The symptoms of rabies can be quite varied. In general, the disease shows three stages that occur in succession. NOTE: not every animal will display these signs, so any animal behaving abnormally should be regarded with suspicion if rabies vaccination status is not known or is not current.
Stage 1 – Attitude Change
- The animal may show nervousness, shyness, aggression or other changes in its normal personality.
- May show a lack of fear of humans.
Stage 2 – Furious or Excitable Phase
- Animals may become extremely agitated, or behave erratically.
- Animals may bite and snap at anything
- Wild animals may wander into unaccustomed areas and attack livestock, people or pets.
- The tone of an animal’s voice may change as its vocal cords become paralyzed.
- Seizures may occur.
Stage 3 – Paralysis
- Victims become progressively paralyzed.
- Animals may be unable to move their hind limbs and unable to swallow, resulting in choking and frothing at the mouth.
- This phase ends in death, usually from paralysis of the respiratory muscles
Rabies cannot be diagnosed with certainty based on symptoms alone. The suspicion of rabies can only be confirmed by testing samples of an animal’s brain tissue after death.
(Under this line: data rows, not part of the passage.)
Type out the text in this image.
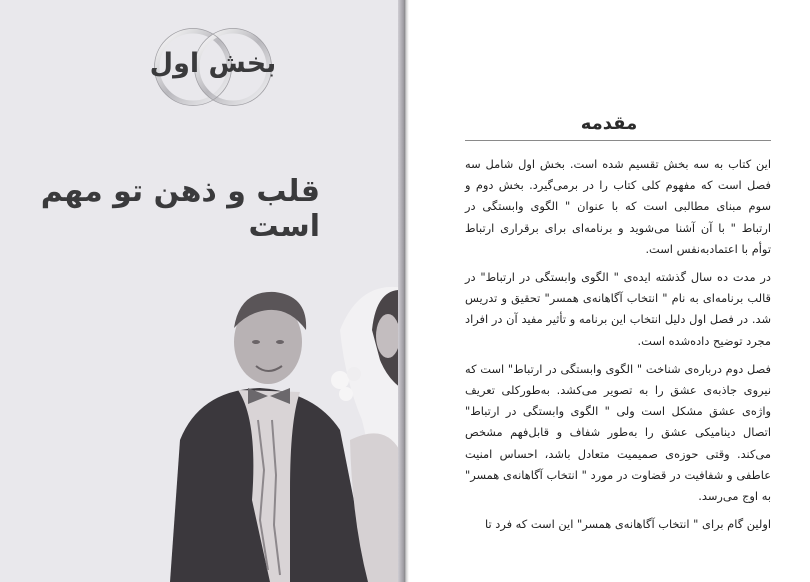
بخش اول
قلب و ذهن تو مهم است
مقدمه

این کتاب به سه بخش تقسیم شده است. بخش اول شامل سه فصل است که مفهوم کلی کتاب را در برمی‌گیرد. بخش دوم و سوم مبنای مطالبی است که با عنوان " الگوی وابستگی در ارتباط " با آن آشنا می‌شوید و برنامه‌ای برای برقراری ارتباط توأم با اعتمادبه‌نفس است.

در مدت ده سال گذشته ایده‌ی " الگوی وابستگی در ارتباط" در قالب برنامه‌ای به نام " انتخاب آگاهانه‌ی همسر" تحقیق و تدریس شد. در فصل اول دلیل انتخاب این برنامه و تأثیر مفید آن در افراد مجرد توضیح داده‌شده است.

فصل دوم درباره‌ی شناخت " الگوی وابستگی در ارتباط" است که نیروی جاذبه‌ی عشق را به تصویر می‌کشد. به‌طورکلی تعریف واژه‌ی عشق مشکل است ولی " الگوی وابستگی در ارتباط" اتصال دینامیکی عشق را به‌طور شفاف و قابل‌فهم مشخص می‌کند. وقتی حوزه‌ی صمیمیت متعادل باشد، احساس امنیت عاطفی و شفافیت در قضاوت در مورد " انتخاب آگاهانه‌ی همسر" به اوج می‌رسد.

اولین گام برای " انتخاب آگاهانه‌ی همسر" این است که فرد تا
If you’ve been bitten by any animal, clean and disinfect the wound thoroughly, then contact Health Link at 1-866-408-5465 immediately. If the biting animal can be confined without further danger, it should be kept in a secure area until the Alberta Public Health Veterinarian can be contacted. Rabies is a reportable disease in Alberta and Canada. Depending on the circumstances, the animal will be quarantined for monitoring, or euthanized for testing. The animal’s vaccination status will influence this decision. Your physician, public health official or veterinarian will arrange for the involvement of the Alberta Public Health Veterinarian.
Remember – rabies is a fatal disease! Every biting incident should be investigated, even if the animal in question appears healthy.